Типы цивилизации определяются, как уже было сказано, характером рефлексии, пронизывающей эти три уровня общественной практики. Теоретически эта рефлексия может выступать в двух видах: как мысль о том или ином предмете и как мысль о самом пределе мысли. Думаю, есть основания считать, что первая разновидность получила наибольшее развитие на Западе, тогда как вторая характерна в особенности для Востока.

Рефлексия на Западе так или иначе сводится к рассмотрению "данных" сознания, уподобляемого контейнеру с неким содержимым. Как следствие, в основе западной цивилизации лежит идея формального соответствия между субъектом и объектом и в конечном счете - поглощения первым второго. Но субъект, вместивший в себя объективный мир, не выносит сам себя и с неизбежностью впадает в патологическое самоотрицание.
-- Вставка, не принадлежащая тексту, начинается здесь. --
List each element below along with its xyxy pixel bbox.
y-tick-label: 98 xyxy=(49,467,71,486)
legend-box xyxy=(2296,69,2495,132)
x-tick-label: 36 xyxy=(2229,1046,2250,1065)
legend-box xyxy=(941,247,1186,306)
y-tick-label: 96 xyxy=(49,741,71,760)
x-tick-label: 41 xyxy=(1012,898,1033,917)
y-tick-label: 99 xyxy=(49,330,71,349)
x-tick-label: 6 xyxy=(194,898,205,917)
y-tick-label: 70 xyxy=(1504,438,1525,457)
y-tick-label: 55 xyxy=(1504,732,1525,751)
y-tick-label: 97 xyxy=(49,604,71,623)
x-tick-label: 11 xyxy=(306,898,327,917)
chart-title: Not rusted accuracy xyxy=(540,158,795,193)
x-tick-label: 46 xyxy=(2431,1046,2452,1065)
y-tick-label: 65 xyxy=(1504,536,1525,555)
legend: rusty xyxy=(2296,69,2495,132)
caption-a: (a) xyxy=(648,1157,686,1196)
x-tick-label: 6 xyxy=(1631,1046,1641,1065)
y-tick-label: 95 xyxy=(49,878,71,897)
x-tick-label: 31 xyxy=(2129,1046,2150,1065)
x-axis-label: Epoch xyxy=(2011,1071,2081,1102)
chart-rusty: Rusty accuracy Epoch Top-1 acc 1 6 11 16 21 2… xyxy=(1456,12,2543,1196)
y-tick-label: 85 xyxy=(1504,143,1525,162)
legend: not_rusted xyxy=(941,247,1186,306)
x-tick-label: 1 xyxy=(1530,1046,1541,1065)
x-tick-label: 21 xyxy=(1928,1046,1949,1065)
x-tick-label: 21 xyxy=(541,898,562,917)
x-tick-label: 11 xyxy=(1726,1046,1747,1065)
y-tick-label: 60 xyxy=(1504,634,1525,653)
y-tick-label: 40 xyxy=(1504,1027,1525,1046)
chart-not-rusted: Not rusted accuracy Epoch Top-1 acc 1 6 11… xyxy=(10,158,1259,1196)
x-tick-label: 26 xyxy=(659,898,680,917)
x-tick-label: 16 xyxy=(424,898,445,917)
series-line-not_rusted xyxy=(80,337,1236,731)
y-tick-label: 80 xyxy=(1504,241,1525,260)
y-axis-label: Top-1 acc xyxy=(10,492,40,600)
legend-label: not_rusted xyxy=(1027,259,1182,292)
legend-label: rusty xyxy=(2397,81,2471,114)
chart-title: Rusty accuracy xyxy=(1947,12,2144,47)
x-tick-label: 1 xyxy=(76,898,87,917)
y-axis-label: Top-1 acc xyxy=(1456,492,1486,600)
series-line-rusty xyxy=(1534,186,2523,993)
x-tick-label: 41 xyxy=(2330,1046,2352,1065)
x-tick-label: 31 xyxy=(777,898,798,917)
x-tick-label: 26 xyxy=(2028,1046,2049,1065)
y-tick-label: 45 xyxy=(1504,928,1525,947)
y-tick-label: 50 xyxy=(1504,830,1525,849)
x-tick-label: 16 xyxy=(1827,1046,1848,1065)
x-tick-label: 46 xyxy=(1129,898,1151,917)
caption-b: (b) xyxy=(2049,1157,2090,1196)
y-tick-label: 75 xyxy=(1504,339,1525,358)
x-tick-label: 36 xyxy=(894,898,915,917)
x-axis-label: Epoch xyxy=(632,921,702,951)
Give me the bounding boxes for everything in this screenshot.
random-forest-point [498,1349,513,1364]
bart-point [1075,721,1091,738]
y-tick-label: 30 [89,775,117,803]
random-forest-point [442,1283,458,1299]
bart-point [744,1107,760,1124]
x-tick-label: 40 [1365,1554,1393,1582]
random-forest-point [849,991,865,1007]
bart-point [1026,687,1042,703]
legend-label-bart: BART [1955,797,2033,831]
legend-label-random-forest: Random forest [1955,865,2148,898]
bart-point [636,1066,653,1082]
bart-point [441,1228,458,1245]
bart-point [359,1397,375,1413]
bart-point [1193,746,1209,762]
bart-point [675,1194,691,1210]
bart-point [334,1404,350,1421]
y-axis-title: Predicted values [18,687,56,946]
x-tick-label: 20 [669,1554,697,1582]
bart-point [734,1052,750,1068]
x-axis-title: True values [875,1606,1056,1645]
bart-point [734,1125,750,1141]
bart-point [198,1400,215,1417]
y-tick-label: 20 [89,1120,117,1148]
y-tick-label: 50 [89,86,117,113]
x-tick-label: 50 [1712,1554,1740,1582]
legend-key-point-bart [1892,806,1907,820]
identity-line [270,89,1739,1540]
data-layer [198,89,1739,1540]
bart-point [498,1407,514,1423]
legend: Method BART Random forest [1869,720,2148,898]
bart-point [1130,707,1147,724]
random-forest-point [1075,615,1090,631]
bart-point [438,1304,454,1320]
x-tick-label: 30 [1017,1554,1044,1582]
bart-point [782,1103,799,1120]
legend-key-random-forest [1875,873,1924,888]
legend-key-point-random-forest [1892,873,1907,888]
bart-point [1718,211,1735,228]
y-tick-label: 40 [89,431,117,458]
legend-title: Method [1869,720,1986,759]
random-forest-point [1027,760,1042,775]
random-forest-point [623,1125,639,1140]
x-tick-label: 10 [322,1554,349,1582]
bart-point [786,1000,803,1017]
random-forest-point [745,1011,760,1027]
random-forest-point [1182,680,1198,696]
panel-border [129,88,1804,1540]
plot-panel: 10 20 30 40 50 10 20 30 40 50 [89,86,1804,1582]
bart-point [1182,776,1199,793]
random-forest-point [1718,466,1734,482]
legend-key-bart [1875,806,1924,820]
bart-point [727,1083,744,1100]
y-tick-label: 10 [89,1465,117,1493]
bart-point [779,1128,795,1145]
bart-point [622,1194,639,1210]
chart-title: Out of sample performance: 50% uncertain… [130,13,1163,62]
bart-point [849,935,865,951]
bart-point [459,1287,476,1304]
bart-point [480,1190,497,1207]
В этом наблюдении - вся история Запада, от амбиций классического рационализма до издерганного постмодерна.

Исходный пункт Дальневосточной традиции - рефлексия о самом пределе опыта, бесконечность ограничения ограниченного, которыми творится бесконечно богатый репертуар типов осмысленного (и, следовательно, символического) действия, типикон ритуальной практики. Сознание здесь уподоблено опрокинутому сосуду: оно непрерывно освобождается от своего содержания и предстает текучей и светоносной открытостью миру. Если западная цивилизация приписывает высшую ценность знанию и субъективному действию, то восточная мысль превыше всего ценит чистую функциональность (по сути, символическую и преобразовательную) бытия, косвенное "влияние" и виртуозное мастерство, почти упраздняющее разделенность воли и материала. Бытие в восточной мысли есть чистая, беспредметная практика, безупречно действенное и именно поэтому "вечно отсутствующее" всеединство конкретной цельности. Как сказано в даосском каноне "Чжуан-цзы", "Использование проницает все сущее. Достигнув этого, мы уже пребываем вблизи Пути". (Онтология "близости", как и у Хайдеггера, сопрягается здесь с этосом "само-оставления", пред-оставления всему быть тем, чем оно может и, следовательно, не может не быть.).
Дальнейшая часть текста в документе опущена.